Sin embargo, no era de aquellos que buscan la humillación por sí misma. Cuando al hablar de él le hacían cumplidos, no los rechazaba directamente, se contentaba con desviarlos con alguna salida llena de oportunidad. El poeta gascón Jasnin quiso conocer al Cura de Ars: “Señor Cura, le dijo al despedirse, nunca había visto a Dios tan de cerca. –En efecto, le contestó el santo, Dios no está lejos”. Y le señaló hacia el sagrario.

La Eucaristía y la liturgia de las horas

Durante toda su vida siguió el rito especial de la iglesia de Lión. Según este rito, después de la elevación, el celebrante permanece algunos momentos con los brazos en cruz. El Cura de Ars prolongaba este gesto. Causaba gran impresión verle así. Un niño comentó: “Con mis compañeros decíamos que veía a Dios”. Todo en él respiraba adoración. Un día confesó que mientras tenía al Señor en sus manos en la eucaristía le decía: “¡Si supiese que he de tener la desgracia de no veros en la eternidad, puesto que os tengo ahora en mis manos, no os soltaría!”.

Amaba mucho la oración litúrgica, de manera especial los salmos. “Cuando pienso en estas bellas oraciones me siento tentado de exclamar: ¡Dichosa falta!, pues si David no hubiese tenido pecados que llorar, no las poseeríamos”. Amaba tanto el breviario que siempre lo llevaba bajo el brazo. “El breviario es mi fiel compañía: no podría ir a ninguna parte sin él”. Un abogado de Lión que le estuvo mirando durante largo rato mientras rezaba las horas, escribió: “Hubiérase dicho que respiraba un aire más puro que el de la tierra, y que, libre del estrépito del mundo, no entendía otras palabras que las del Espíritu Santo”.

La solemnidad del Corpus Christi arrebataba al santo Cura y le comunicaba una expansión y una cándida alegría de niño: “Ya en el modo de anunciarla se veía que era para él una fiesta especialmente agradable”. Aquel día daba gusto verle: se dilataba, vivía sus vacaciones.

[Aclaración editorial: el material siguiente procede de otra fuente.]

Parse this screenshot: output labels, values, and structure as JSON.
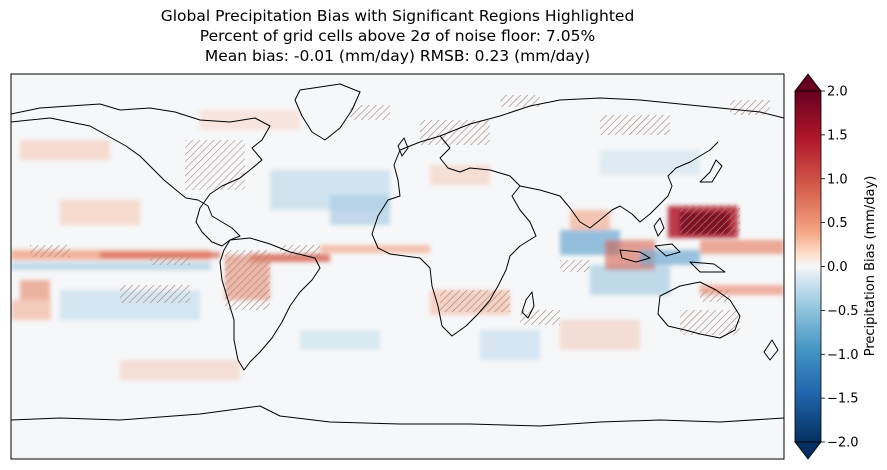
{
  "title": {
    "line1": "Global Precipitation Bias with Significant Regions Highlighted",
    "line2": "Percent of grid cells above 2σ of noise floor: 7.05%",
    "line3": "Mean bias: -0.01 (mm/day)  RMSB: 0.23 (mm/day)"
  },
  "map": {
    "projection": "PlateCarree",
    "extent_lon": [
      -180,
      180
    ],
    "extent_lat": [
      -90,
      90
    ],
    "significance_hatch_color": "#a58a7e",
    "coastline_color": "#000000"
  },
  "colorbar": {
    "label": "Precipitation Bias (mm/day)",
    "colormap": "RdBu_r",
    "range": [
      -2.0,
      2.0
    ],
    "extend": "both",
    "ticks": [
      2.0,
      1.5,
      1.0,
      0.5,
      0.0,
      -0.5,
      -1.0,
      -1.5,
      -2.0
    ],
    "tick_labels": [
      "2.0",
      "1.5",
      "1.0",
      "0.5",
      "0.0",
      "−0.5",
      "−1.0",
      "−1.5",
      "−2.0"
    ],
    "colors": {
      "max": "#67001f",
      "high": "#b2182b",
      "mid_high": "#f4a582",
      "zero": "#f7f7f7",
      "mid_low": "#92c5de",
      "low": "#2166ac",
      "min": "#053061"
    }
  },
  "chart_data": {
    "type": "heatmap",
    "variable": "Precipitation Bias",
    "units": "mm/day",
    "clim": [
      -2.0,
      2.0
    ],
    "statistics": {
      "percent_above_2sigma": 7.05,
      "mean_bias": -0.01,
      "rmsb": 0.23
    },
    "notable_regions": [
      {
        "lon": 130,
        "lat": 15,
        "bias": 1.8
      },
      {
        "lon": 120,
        "lat": 0,
        "bias": -1.0
      },
      {
        "lon": 140,
        "lat": 0,
        "bias": -0.6
      },
      {
        "lon": 100,
        "lat": 5,
        "bias": 0.8
      },
      {
        "lon": -160,
        "lat": 5,
        "bias": 0.7
      },
      {
        "lon": -90,
        "lat": 5,
        "bias": 0.9
      },
      {
        "lon": -60,
        "lat": -5,
        "bias": 1.0
      },
      {
        "lon": -35,
        "lat": 25,
        "bias": -0.6
      },
      {
        "lon": -100,
        "lat": -25,
        "bias": -0.6
      },
      {
        "lon": 70,
        "lat": 0,
        "bias": -0.8
      },
      {
        "lon": 60,
        "lat": -20,
        "bias": 0.5
      },
      {
        "lon": 25,
        "lat": 5,
        "bias": 0.4
      },
      {
        "lon": 160,
        "lat": -20,
        "bias": 0.6
      },
      {
        "lon": -20,
        "lat": 0,
        "bias": 0.3
      }
    ]
  }
}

El Cura de Ars, que en todo lo demás buscaba siempre el último lugar entre sus compañeros, no cedía a nadie el honor de llevar aquel día el Santísimo Sacramento. Avanzaba bajo el palio, revestido de sus magníficos ornamentos, con una majestad que impresionaba, con los ojos fijos en la sagrada Hostia, rezando y llorando. Y una especie de sobrecogimiento religioso impedía todo comentario entre la multitud, que cantaba y rezaba. Un día del Corpus, le preguntaron al verle empapado en sudor, si se había cansado mucho: “¡Cómo queréis que esté cansado si Aquel a quien yo llevaba me llevaba también a mí!